The Lord may do this with the dreams in your life. He may ask you to lay them on the altar and to raise the knife. He may then return them to you — or He may not. He alone has the right to determine which dreams come to pass and which are buried into a different harvest than the one we envisioned. Our work is not to ensure the outcome. Our work is to bring the dream to the altar.
And this is one of the most painful chapters of the crucified life, because the dreams we lay down are often good. They are not sinful. They are not idolatrous in their nature. They are simply ours, and they have grown into us over decades, and to release them is to release a part of what feels like ourselves. But the truth is that no dream can become fully fruitful while it remains alone, locked in our own grip. The seed has to fall. The hand has to open. And the soul that finally opens the hand discovers that what was locked inside the grain of wheat was never going to come out as long as the grain stayed dry.

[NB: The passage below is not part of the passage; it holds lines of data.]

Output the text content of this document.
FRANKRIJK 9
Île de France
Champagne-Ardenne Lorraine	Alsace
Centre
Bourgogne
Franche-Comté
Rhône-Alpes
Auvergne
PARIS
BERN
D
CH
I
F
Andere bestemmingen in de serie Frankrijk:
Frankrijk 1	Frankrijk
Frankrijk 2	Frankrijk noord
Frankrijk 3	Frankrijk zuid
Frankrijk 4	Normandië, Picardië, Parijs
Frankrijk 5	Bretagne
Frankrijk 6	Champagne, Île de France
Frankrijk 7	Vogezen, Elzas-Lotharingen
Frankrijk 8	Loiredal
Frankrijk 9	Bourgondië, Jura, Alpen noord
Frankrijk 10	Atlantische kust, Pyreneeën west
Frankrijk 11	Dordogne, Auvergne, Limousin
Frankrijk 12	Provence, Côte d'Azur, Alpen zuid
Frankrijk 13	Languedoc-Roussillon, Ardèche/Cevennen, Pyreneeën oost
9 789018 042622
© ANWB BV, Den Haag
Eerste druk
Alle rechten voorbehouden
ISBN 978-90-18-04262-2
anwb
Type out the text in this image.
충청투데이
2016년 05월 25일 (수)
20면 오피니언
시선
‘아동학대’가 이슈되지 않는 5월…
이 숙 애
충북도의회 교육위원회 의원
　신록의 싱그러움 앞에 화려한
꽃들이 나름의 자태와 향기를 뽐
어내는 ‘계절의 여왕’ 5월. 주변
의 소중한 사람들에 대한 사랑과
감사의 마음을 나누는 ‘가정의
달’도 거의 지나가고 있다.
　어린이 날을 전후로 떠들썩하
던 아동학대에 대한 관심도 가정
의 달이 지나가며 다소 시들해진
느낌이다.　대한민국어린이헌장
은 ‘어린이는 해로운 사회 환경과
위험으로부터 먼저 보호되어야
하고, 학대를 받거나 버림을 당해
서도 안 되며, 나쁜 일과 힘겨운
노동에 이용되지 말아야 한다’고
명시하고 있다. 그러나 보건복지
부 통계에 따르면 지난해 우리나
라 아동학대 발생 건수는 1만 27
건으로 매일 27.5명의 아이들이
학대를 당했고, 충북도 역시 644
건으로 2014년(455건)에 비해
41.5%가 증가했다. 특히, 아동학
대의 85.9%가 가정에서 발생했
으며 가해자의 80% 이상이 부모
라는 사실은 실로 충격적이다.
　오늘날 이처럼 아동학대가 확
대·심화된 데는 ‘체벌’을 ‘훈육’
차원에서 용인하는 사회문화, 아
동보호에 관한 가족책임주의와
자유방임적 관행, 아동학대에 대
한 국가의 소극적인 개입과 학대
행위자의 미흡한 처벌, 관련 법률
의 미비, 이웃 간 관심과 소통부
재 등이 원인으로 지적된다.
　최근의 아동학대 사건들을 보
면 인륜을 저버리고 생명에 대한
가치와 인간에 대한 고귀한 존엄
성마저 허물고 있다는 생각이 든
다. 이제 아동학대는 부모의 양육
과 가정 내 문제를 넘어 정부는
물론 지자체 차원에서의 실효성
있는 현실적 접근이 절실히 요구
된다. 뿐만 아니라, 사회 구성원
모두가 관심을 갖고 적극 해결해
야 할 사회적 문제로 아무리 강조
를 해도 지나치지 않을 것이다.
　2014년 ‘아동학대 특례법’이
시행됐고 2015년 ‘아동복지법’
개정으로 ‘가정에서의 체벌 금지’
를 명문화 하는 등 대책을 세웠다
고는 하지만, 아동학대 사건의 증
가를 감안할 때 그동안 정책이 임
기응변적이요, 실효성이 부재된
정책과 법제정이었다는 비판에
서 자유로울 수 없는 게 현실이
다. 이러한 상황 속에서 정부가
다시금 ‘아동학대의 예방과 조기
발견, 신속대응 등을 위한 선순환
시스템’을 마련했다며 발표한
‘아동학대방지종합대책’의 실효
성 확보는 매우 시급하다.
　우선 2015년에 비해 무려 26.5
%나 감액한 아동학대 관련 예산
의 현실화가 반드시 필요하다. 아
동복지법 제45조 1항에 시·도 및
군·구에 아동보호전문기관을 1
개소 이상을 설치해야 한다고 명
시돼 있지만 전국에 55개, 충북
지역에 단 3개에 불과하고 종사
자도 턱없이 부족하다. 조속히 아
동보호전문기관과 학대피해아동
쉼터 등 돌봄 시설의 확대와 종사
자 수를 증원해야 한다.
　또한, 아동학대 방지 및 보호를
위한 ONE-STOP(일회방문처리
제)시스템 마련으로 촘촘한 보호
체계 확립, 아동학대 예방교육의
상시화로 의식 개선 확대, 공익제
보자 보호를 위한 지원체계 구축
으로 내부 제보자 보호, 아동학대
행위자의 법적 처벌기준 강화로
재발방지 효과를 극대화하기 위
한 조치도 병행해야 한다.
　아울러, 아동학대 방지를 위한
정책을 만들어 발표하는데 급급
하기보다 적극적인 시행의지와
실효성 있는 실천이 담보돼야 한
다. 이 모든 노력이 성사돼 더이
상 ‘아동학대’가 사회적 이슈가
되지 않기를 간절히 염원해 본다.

If there is a dream that has died in you — or that the Lord seems to be asking you to bury — bring it to Him today. Tell Him honestly what it has meant to you. Tell Him honestly what its loss has cost you. And then, with whatever faith you can muster, lay it on the altar. He is faithful. He is good. And whether the dream is returned in this life or harvested only in the next, the death of the seed is never wasted in the hands of the Lord of the harvest.
Prayer
Father, You see the dreams I have carried for years. Some of them have already died. Some of them are dying now. Some of them I have refused to lay down because I cannot imagine life without them. Today I bring them to You — every one. Not for destruction, but for surrender. Open my hands. Let the seed fall into the ground. Bring forth, by Your grace, the harvest only You know how to grow. Amen.
Today's Challenge
Name one dream you have been holding tightly. Speak it before God today, and then deliberately open your hands as you pray, "Father, this is Yours. Bury it or raise it as You please. I trust You with the harvest."
"The dream you cannot release will abide alone forever; the dream you bury into God's hands will bear a harvest you could not have imagined."